Questionable NDP platform appeals to younger Canadians. NDP wins.
Conservatives lose. They didn’t get the majority government they wanted, and they blew a few opportunities. Some missteps alienated Quebec voters, and Harper completely failed to jump on some blatant lies from other parties.
I could not understand why he would not call Dion on some tax comments he made during the debate. At one point Dion said that a family with two children making less than 30k a year (27k I think, but certainly less than 30k), would receive a $2400 tax cut in the liberal plan. This is a blatant lie. A family making less than 30k a year with two children pay exactly $0 in income tax. The only tax that a family with income that low pays is sales tax, which the Liberals wanted to raise.
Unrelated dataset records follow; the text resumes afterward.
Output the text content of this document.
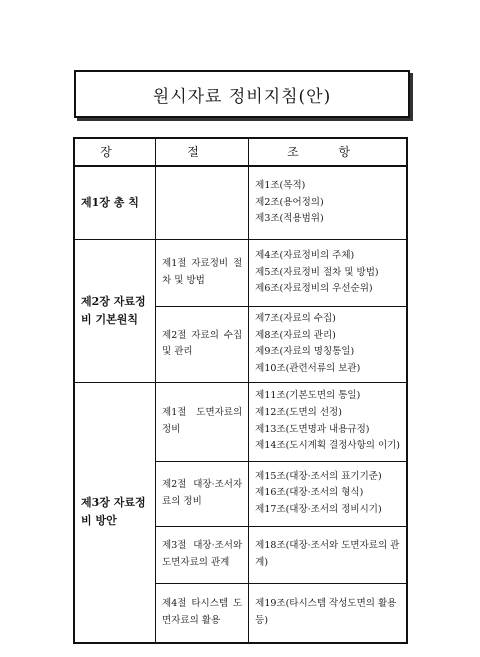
원시자료 정비지침(안)
장	절	조 항
제1장 총 칙		제1조(목적)
제2조(용어정의)
제3조(적용범위)

제2장 자료정비 기본원칙	제1절 자료정비 절차 및 방법	제4조(자료정비의 주체)
제5조(자료정비 절차 및 방법)
제6조(자료정비의 우선순위)

	제2절 자료의 수집 및 관리	제7조(자료의 수집)
제8조(자료의 관리)
제9조(자료의 명칭통일)
제10조(관련서류의 보관)

제3장 자료정비 방안	제1절 도면자료의 정비	제11조(기본도면의 통일)
제12조(도면의 선정)
제13조(도면명과 내용규정)
제14조(도시계획 결정사항의 이기)

	제2절 대장·조서자료의 정비	제15조(대장·조서의 표기기준)
제16조(대장·조서의 형식)
제17조(대장·조서의 정비시기)

	제3절 대장·조서와 도면자료의 관계	제18조(대장·조서와 도면자료의 관계)

	제4절 타시스템 도면자료의 활용	제19조(타시스템 작성도면의 활용등)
There were issues to debate and Harper let them slide. There were votes that could have been had there.
I won’t go into the Green Party or the Bloc Quebecois as they are not legitimate parties.
On another note, the credit crisis in the US is pretty scary. I have heard some murmuring that Harper isn’t the person to handle the crisis. I have heard people say that Harper wants to implement the same Bush style deregulation that caused the crisis in the states.
I find this hard to beleive, since the sub-prime Canadian market is roughly equivalent to the US prime lending. The other thing is that a few months ago new regulations were put in place to prevent exactly this kind of problem.
Basically 100% financing is gone, and so is 40 year terms. Doesn’t seem like de-regulation does it.
The other way more interesting tid bit, is that the US credit crisis wasn’t a 100% Bush error. Today a found a New York Times article that really marks the start of the credit crisis. It is about the relaxation of the lending policies by Fanny Mae (who along with Freddie Mac are the leaders of the credit crisis), in order to premote home ownership among visible minorities and low-income consumers. This was done at the urging of the Clinton Administration!
A quote from the article:
Fannie Mae, the nation’s biggest underwriter of home mortgages, has been under increasing pressure from the Clinton Administration to expand mortgage loans among low and moderate income people and felt pressure from stock holders to maintain its phenomenal growth in profits.
Here is the full article: Fannie Mae Eases Credit To Aid Mortgage Lending
This is very interesting as I thought that the deregulation and economic crisis was square on Bush’s shoulders. Now the Bush Administration is not guilt free right now, but certainly the start of the crisis lies with the preceding Clinton Administration.
It was a perfect storm of sorts. The Clinton admin wanted to get people to own their own homes, so they relaxed the lending laws. The Bush admin, tries to stay out of private sector affairs, so they didn’t step in to stop the Buy Now/Pay Later style of mortgages. Banks got greedy, and things fall apart.
Very interesting stuff. Regardless it doesn’t look like Canada is heading down the same path.